Глава шестая
Колченогий
Мне суждено было провести тяжелую ночь.
Я не смогла заснуть – мысли мои были поглощены выстрелами, раздавшимися в саду. Поведение Кауфманна явно свидетельствовало о том, что всю эту историю пытались затушевать, но мне было неясно, делалось ли это потому, что удалось захватить беглеца, или же ему удалось благополучно спастись.
В ту пору я и не предполагала, что моего гостя могли просто застрелить.
О себе я не беспокоилась, меня беспокоила мысль об участи моего незнакомого соотечественника.
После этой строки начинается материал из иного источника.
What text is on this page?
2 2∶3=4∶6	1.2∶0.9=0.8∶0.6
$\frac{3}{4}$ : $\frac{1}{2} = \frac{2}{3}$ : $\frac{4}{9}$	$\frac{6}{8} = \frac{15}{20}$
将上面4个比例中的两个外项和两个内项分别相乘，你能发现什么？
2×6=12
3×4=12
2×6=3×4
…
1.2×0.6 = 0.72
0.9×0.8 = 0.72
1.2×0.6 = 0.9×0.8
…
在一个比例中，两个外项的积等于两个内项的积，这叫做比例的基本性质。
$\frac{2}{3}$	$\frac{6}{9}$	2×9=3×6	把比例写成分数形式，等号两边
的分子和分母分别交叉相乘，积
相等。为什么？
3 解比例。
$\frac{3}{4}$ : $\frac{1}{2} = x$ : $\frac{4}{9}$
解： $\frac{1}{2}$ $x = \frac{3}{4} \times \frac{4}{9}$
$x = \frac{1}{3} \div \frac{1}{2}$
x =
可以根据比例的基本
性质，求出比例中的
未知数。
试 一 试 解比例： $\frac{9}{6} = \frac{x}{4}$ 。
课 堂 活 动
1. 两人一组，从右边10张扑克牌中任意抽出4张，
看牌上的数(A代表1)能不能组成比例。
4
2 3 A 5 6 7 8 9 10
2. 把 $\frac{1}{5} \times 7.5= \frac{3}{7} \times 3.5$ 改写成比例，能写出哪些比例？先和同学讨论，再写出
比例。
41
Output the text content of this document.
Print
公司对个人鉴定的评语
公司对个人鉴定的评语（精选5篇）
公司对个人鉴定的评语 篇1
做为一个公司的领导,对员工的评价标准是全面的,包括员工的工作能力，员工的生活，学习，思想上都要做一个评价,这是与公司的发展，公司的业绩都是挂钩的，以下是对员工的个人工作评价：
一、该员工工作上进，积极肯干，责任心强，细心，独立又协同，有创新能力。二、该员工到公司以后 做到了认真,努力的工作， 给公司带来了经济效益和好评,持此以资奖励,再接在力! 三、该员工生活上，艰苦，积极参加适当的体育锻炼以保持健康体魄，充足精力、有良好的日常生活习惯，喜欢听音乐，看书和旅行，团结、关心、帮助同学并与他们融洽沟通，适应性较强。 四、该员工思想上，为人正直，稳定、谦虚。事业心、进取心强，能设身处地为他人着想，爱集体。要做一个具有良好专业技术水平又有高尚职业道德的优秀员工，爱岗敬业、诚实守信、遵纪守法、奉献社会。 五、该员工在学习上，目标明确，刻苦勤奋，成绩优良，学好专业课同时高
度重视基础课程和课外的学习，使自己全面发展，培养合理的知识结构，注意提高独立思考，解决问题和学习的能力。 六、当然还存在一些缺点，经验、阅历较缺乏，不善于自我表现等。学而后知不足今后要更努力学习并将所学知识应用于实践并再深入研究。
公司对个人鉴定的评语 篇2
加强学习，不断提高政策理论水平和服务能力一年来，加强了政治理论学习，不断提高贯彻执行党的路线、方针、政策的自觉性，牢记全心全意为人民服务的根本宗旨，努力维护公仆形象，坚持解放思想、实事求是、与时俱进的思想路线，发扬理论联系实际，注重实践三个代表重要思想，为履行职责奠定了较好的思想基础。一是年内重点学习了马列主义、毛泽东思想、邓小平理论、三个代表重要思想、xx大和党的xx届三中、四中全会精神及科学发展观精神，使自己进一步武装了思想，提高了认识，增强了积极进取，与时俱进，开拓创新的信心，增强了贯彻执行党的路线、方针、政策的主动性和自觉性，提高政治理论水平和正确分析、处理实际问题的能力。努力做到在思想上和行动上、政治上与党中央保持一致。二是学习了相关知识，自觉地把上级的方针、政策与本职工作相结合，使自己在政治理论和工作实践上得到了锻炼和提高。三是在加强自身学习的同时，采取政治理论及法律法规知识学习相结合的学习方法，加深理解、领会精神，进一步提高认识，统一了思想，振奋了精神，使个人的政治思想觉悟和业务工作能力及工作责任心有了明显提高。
Я надеялась, что ему удалось спастись, и искренне желала, чтобы ему удалось осуществить свою задачу и уведомить меня об этом, тем самым избавив от необходимости выполнить возложенное на меня поручение, которое мне было совсем не по душе.
Несмотря на запрещение судьи, я решила доискаться до правды. Я надеялась, что мне удастся хоть что-нибудь выведать от одного из молодых офицеров, расположенных ко мне, и я надеялась, что мне завтра же удастся приступить к расспросам.
И, приняв это решение, я, наконец, заснула. Мне привиделся ужасный сон. Мне казалось, что я лечу по узкому бесконечному каменному коридору и что меня преследует огромный хромой мужчина, размахивающий в воздухе синим конвертом. Преследователь настигает меня, я слышу его тяжелое дыхание, и я просыпаюсь с испуганным воплем. Моя комната залита светом, а в дверь стучится прислуга Фрида: «Уже семь часов, фройляйн!»
Я спешу одеться и спуститься вниз к завтраку, рассчитывая после него засесть за работу. С послеобеденной почтой в Берлин должна уйти рукопись, и я до обеда работаю с фрау Кауфманн. Обычно после завтрака я садилась за пишущую машинку, а она диктовала мне. Затем мы вместе исправляли написанное, а по вечерам я переписывала.
Госпожа Кауфманн обладала способностью диктовать очень ясно и вразумительно, совершенно не испытывая необходимости менять построение фразы или подыскивать слова. Но в это утро она была необычайно рассеяна.
Что мог ей сказать вчера вечером доктор? Ко мне она была внимательна как обычно, и я готова была уже объяснить себе ее состояние тем, что она была не удовлетворена развитием действия в своем романе.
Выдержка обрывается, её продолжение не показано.